Kevin Durant may have owned up to defending himself via fake user accounts on Twitter, but that's not stopping fellow and former NBA stars from lashing out at him for it. 

The NBA's reigning NBA Finals Most Valuable Player will eventually put this controversy behind him, likely in the coming week as media days and training camps begin across the league. Until then, it remains a national story that everybody is talking about. 

When a superstar celebrity athlete gets caught with his hand in the cookie jar, the world is going to talk about it. Durant took a big PR hit when he admitted he was caught when he accidentally tweeted from his main account, and the following storm hasn't been much better for him.

The latest person to thrash Durant for his actions is former NBA star Stephen Jackson, who's known to be a no-nonsense type of personality. Jackson, who has a huge platform on ESPN's The Jump, didn't hold back on Durant.

"Kevin Durant, I look at you now as I look at everybody else on Twitter and Instagram that has a little egg avatar. You are that person now. You cannot be excluded from that. Who creates a fake page? I'm the person, If I want to respond to somebody on social media, it has to come from my page with a verified check on it," Jackson said. 

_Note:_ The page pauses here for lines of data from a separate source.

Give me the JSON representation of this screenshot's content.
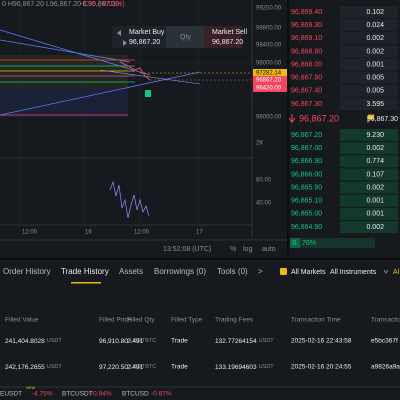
{
  "header": {
    "ohlc": "0  H96,867.20  L96,867.20  C96,867.20",
    "change": "-6.90 (-0.01%)"
  },
  "quick_trade": {
    "buy_label": "Market Buy",
    "buy_price": "96,867.20",
    "qty_label": "Qty",
    "sell_label": "Market Sell",
    "sell_price": "96,867.20"
  },
  "price_axis": [
    "99200.00",
    "98800.00",
    "98400.00",
    "98000.00",
    "96000.00"
  ],
  "price_badges": [
    {
      "label": "97282.14",
      "color": "#f0b90b"
    },
    {
      "label": "96867.20",
      "color": "#f6465d"
    },
    {
      "label": "96420.00",
      "color": "#f6465d"
    }
  ],
  "indicator_axis": [
    "2K",
    "80.00",
    "40.00"
  ],
  "time_axis": [
    "12:00",
    "16",
    "12:00",
    "17"
  ],
  "toolbar": {
    "clock": "13:52:08 (UTC)",
    "percent": "%",
    "log": "log",
    "auto": "auto"
  },
  "order_book": {
    "asks": [
      {
        "price": "96,869.40",
        "qty": "0.102"
      },
      {
        "price": "96,869.30",
        "qty": "0.024"
      },
      {
        "price": "96,869.10",
        "qty": "0.002"
      },
      {
        "price": "96,868.80",
        "qty": "0.002"
      },
      {
        "price": "96,868.00",
        "qty": "0.001"
      },
      {
        "price": "96,867.90",
        "qty": "0.005"
      },
      {
        "price": "96,867.40",
        "qty": "0.005"
      },
      {
        "price": "96,867.30",
        "qty": "3.595"
      }
    ],
    "last_price": "96,867.20",
    "mark_price": "96,867.30",
    "bids": [
      {
        "price": "96,867.20",
        "qty": "9.230"
      },
      {
        "price": "96,867.00",
        "qty": "0.002"
      },
      {
        "price": "96,866.90",
        "qty": "0.774"
      },
      {
        "price": "96,866.00",
        "qty": "0.107"
      },
      {
        "price": "96,865.90",
        "qty": "0.002"
      },
      {
        "price": "96,865.10",
        "qty": "0.001"
      },
      {
        "price": "96,865.00",
        "qty": "0.001"
      },
      {
        "price": "96,864.90",
        "qty": "0.002"
      }
    ],
    "buy_ratio_label": "B",
    "buy_ratio": "76%"
  },
  "tabs": [
    "Order History",
    "Trade History",
    "Assets",
    "Borrowings (0)",
    "Tools (0)",
    ">"
  ],
  "active_tab": 1,
  "filters": {
    "all_markets": "All Markets",
    "all_instruments": "All Instruments",
    "more": "Al"
  },
  "table": {
    "columns": [
      "Filled Value",
      "Filled Price",
      "Filled Qty",
      "Filled Type",
      "Trading Fees",
      "Transaction Time",
      "Transactio"
    ],
    "rows": [
      [
        {
          "value": "241,404.8028",
          "unit": "USDT"
        },
        {
          "value": "96,910.80",
          "unit": "USDT"
        },
        {
          "value": "2.491",
          "unit": "BTC"
        },
        "Trade",
        {
          "value": "132.77264154",
          "unit": "USDT"
        },
        "2025-02-16 22:43:58",
        "e5bc367f"
      ],
      [
        {
          "value": "242,176.2655",
          "unit": "USDT"
        },
        {
          "value": "97,220.50",
          "unit": "USDT"
        },
        {
          "value": "2.491",
          "unit": "BTC"
        },
        "Trade",
        {
          "value": "133.19694603",
          "unit": "USDT"
        },
        "2025-02-16 20:24:55",
        "a9826a9a"
      ]
    ]
  },
  "ticker": [
    {
      "symbol": "EUSDT",
      "change": "-4.75%",
      "badge": "NEW"
    },
    {
      "symbol": "BTCUSDT",
      "change": "-0.94%"
    },
    {
      "symbol": "BTCUSD",
      "change": "-0.87%"
    }
  ]
}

Those are harsh but fair words. If Durant really, truly wanted to shut trolls down, he could and probably should use his actual account. Perhaps the best piece of advice on this front is for him to just ignore this kind of stuff that really shouldn't matter to someone who so-clearly is one of the greatest basketball players of his generation.

Instead, Durant revealing that he was caught doing his usual social media ghosting re-opened words and disrespected members of the Thunder organization. Former teammates like Enes Kanter haven't taken it well.

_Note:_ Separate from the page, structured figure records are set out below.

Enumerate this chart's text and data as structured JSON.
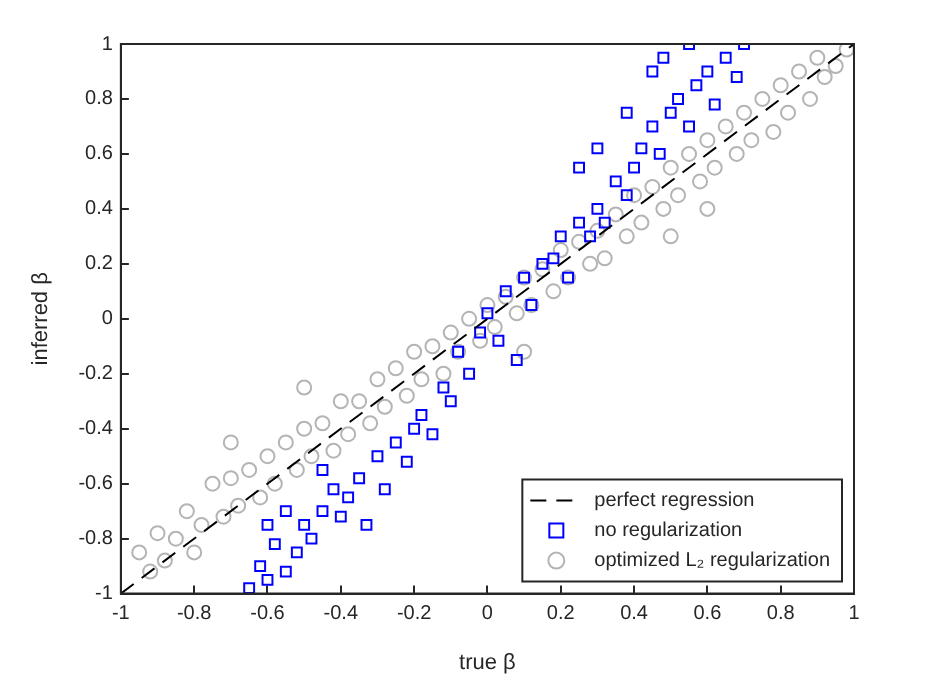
{
  "chart_data": {
    "type": "scatter",
    "xlabel": "true β",
    "ylabel": "inferred β",
    "xlim": [
      -1,
      1
    ],
    "ylim": [
      -1,
      1
    ],
    "xticks": [
      -1,
      -0.8,
      -0.6,
      -0.4,
      -0.2,
      0,
      0.2,
      0.4,
      0.6,
      0.8,
      1
    ],
    "yticks": [
      -1,
      -0.8,
      -0.6,
      -0.4,
      -0.2,
      0,
      0.2,
      0.4,
      0.6,
      0.8,
      1
    ],
    "grid": false,
    "legend": "bottom right",
    "series": [
      {
        "name": "perfect regression",
        "type": "line",
        "color": "#000000",
        "line_style": "dashed",
        "marker": "none",
        "x": [
          -1,
          1
        ],
        "values": [
          -1,
          1
        ]
      },
      {
        "name": "no regularization",
        "color": "#0000ff",
        "marker": "square",
        "x": [
          -0.65,
          -0.62,
          -0.6,
          -0.55,
          -0.58,
          -0.52,
          -0.5,
          -0.48,
          -0.45,
          -0.42,
          -0.4,
          -0.38,
          -0.35,
          -0.33,
          -0.3,
          -0.28,
          -0.25,
          -0.22,
          -0.2,
          -0.18,
          -0.15,
          -0.12,
          -0.1,
          -0.08,
          -0.05,
          -0.02,
          0,
          0.03,
          0.05,
          0.08,
          0.1,
          0.12,
          0.15,
          0.18,
          0.2,
          0.22,
          0.25,
          0.28,
          0.3,
          0.32,
          0.35,
          0.38,
          0.4,
          0.42,
          0.45,
          0.47,
          0.5,
          0.52,
          0.55,
          0.57,
          0.6,
          0.62,
          0.65,
          0.68,
          0.7,
          0.55,
          0.45,
          0.38,
          0.3,
          0.48,
          0.25,
          -0.55,
          -0.45,
          -0.6
        ],
        "values": [
          -0.98,
          -0.9,
          -0.95,
          -0.92,
          -0.82,
          -0.85,
          -0.75,
          -0.8,
          -0.7,
          -0.62,
          -0.72,
          -0.65,
          -0.58,
          -0.75,
          -0.5,
          -0.62,
          -0.45,
          -0.52,
          -0.4,
          -0.35,
          -0.42,
          -0.25,
          -0.3,
          -0.12,
          -0.2,
          -0.05,
          0.02,
          -0.08,
          0.1,
          -0.15,
          0.15,
          0.05,
          0.2,
          0.22,
          0.3,
          0.15,
          0.35,
          0.3,
          0.4,
          0.35,
          0.5,
          0.45,
          0.55,
          0.62,
          0.7,
          0.6,
          0.75,
          0.8,
          0.7,
          0.85,
          0.9,
          0.78,
          0.95,
          0.88,
          1,
          1,
          0.9,
          0.75,
          0.62,
          0.95,
          0.55,
          -0.7,
          -0.55,
          -0.75
        ]
      },
      {
        "name": "optimized L₂ regularization",
        "color": "#b4b4b4",
        "marker": "circle",
        "x": [
          -0.95,
          -0.92,
          -0.9,
          -0.88,
          -0.85,
          -0.82,
          -0.8,
          -0.78,
          -0.75,
          -0.72,
          -0.7,
          -0.68,
          -0.65,
          -0.62,
          -0.6,
          -0.58,
          -0.55,
          -0.52,
          -0.5,
          -0.48,
          -0.45,
          -0.42,
          -0.4,
          -0.38,
          -0.35,
          -0.32,
          -0.3,
          -0.28,
          -0.25,
          -0.22,
          -0.2,
          -0.18,
          -0.15,
          -0.12,
          -0.1,
          -0.08,
          -0.05,
          -0.02,
          0,
          0.02,
          0.05,
          0.08,
          0.1,
          0.12,
          0.15,
          0.18,
          0.2,
          0.22,
          0.25,
          0.28,
          0.3,
          0.32,
          0.35,
          0.38,
          0.4,
          0.42,
          0.45,
          0.48,
          0.5,
          0.52,
          0.55,
          0.58,
          0.6,
          0.62,
          0.65,
          0.68,
          0.7,
          0.72,
          0.75,
          0.78,
          0.8,
          0.82,
          0.85,
          0.88,
          0.9,
          0.92,
          0.95,
          0.98,
          0.5,
          0.6,
          -0.5,
          -0.7,
          0.1
        ],
        "values": [
          -0.85,
          -0.92,
          -0.78,
          -0.88,
          -0.8,
          -0.7,
          -0.85,
          -0.75,
          -0.6,
          -0.72,
          -0.58,
          -0.68,
          -0.55,
          -0.65,
          -0.5,
          -0.6,
          -0.45,
          -0.55,
          -0.4,
          -0.5,
          -0.38,
          -0.48,
          -0.3,
          -0.42,
          -0.3,
          -0.38,
          -0.22,
          -0.32,
          -0.18,
          -0.28,
          -0.12,
          -0.22,
          -0.1,
          -0.2,
          -0.05,
          -0.12,
          0,
          -0.08,
          0.05,
          -0.03,
          0.08,
          0.02,
          0.15,
          0.05,
          0.18,
          0.1,
          0.25,
          0.15,
          0.28,
          0.2,
          0.32,
          0.22,
          0.38,
          0.3,
          0.45,
          0.35,
          0.48,
          0.4,
          0.55,
          0.45,
          0.6,
          0.5,
          0.65,
          0.55,
          0.7,
          0.6,
          0.75,
          0.65,
          0.8,
          0.68,
          0.85,
          0.75,
          0.9,
          0.8,
          0.95,
          0.88,
          0.92,
          0.98,
          0.3,
          0.4,
          -0.25,
          -0.45,
          -0.12
        ]
      }
    ]
  }
}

"I'm not angry. It's just really sad. I remember when he was here, I played with him one-and-a-half years - and when he was here, this organization and these fans, this whole state, gave him everything he asked for, everything he wanted," Kanter told CBS Radio.

The story will get swept under the rug, but the damage is done. Jackson recoiling over the situation isn't surprising, and likely isn't isolated either. Its hard to imagine other NBA players aren't feeling the exact same way about Durant not only taking his time to pay attention to the noise, but to getting down into the mud of social media just to defend himself.